Шериф оглянулся на Веру, что-то буркнув, отстранил меня рукой, как-бы отодвигая в сторону. Расстегнул кобуру и достал пистолет – я как завороженный глядел на его воронёный армейский кольт седьмого калибра. Шериф щёлкнул предохранителем, поднял руку и выстрелил. Я машинально повернулся к оленю. Пуля попала в лоб. В самом центре белого ромба чернела круглая дырка. Крови не было. Просто чёрная дырка. Звон от выстрела вернулся эхом, пахнуло порохом. Так пахнут новогодние хлопушки, кисло и горько.
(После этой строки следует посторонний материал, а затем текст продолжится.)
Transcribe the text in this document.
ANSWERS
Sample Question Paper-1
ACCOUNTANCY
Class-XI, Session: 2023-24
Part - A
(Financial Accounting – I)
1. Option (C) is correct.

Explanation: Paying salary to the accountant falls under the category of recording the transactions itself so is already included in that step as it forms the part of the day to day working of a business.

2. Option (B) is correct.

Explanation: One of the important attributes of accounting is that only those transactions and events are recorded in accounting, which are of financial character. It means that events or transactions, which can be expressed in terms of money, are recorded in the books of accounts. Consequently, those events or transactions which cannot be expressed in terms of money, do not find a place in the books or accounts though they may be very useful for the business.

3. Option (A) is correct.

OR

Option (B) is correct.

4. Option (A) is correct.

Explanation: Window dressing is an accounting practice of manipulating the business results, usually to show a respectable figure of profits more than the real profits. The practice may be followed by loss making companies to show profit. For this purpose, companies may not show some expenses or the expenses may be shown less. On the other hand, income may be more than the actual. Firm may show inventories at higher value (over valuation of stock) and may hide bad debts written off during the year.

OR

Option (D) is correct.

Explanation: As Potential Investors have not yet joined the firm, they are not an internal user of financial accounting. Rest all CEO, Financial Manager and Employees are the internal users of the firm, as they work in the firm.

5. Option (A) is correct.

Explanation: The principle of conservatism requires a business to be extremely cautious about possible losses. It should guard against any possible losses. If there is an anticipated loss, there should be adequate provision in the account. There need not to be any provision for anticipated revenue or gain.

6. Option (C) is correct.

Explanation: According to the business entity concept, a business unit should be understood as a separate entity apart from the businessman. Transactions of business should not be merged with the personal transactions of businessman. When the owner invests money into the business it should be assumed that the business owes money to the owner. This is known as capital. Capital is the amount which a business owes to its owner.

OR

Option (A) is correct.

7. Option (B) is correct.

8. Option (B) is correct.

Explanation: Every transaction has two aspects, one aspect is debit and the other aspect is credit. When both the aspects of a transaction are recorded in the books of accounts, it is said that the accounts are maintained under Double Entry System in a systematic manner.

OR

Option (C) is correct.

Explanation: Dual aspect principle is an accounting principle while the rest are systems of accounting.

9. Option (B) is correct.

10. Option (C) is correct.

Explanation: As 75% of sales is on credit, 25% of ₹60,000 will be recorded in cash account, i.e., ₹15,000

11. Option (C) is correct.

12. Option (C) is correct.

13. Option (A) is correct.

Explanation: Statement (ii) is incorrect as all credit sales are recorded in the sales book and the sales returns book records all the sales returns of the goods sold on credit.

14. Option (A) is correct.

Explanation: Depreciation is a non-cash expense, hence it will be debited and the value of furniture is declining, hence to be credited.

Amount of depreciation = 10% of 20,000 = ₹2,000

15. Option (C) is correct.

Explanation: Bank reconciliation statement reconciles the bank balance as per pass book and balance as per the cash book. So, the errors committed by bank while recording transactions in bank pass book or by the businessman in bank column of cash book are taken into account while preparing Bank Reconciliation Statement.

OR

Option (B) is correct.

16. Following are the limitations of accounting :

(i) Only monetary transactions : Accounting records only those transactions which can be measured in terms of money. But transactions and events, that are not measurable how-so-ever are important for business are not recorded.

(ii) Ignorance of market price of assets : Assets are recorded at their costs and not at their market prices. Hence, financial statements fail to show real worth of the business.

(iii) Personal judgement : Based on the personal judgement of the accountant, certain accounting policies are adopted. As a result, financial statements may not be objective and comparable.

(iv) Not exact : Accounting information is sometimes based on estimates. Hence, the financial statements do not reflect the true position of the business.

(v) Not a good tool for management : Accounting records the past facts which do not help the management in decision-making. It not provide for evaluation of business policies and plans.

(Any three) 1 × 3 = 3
От этого дыма жуткий кашель.

– Разделать сможете? – шериф застегнул кобуру. – Или прислать кого?

Потом приехали какие-то люди, громкие и бородатые, на грузовике с мятым бампером. Мы ушли в дом. Вера сидела как каменная и неотрывно смотрела в огонь. Иногда вставала, подкладывала полено и снова опускалась в кресло. Снова стискивала себя до белых костяшек. Я блуждал по комнатам, изредка заглядывал в окно – мельком и против своей воли, будто за стеклом открывался вид в преисподнюю.

Мужики ловко разделались с проволокой, они курили и смеялись, после закинули оленя в кузов. Вера вздрогнула, этот звук мёртвого тела о жесть мне вряд ли удастся так просто выкинуть из памяти. Я подошёл к креслу, положил руки Вере на плечи. Огонь полыхал вовсю, внутри расцветали пламенные пейзажи; рождались, наливаясь жаром, замки и башни, подвесные мосты, сияющие анфилады и пунцовые сады, а через минуту, с такой же лёгкостью всё это рушилось и исчезало. Мимолётное чудо. Бескорыстная и никому не нужная красота.

– Чудо…

Вера произнесла невнятно, точно во сне. Не оборачиваясь, будто говорила сама с собой. Я молча смотрел в огонь. Она продолжила тем же ровным голосом:

– Даже простую белку увидеть – такая радость. А если оленя, то у меня на целый день настроение особенное…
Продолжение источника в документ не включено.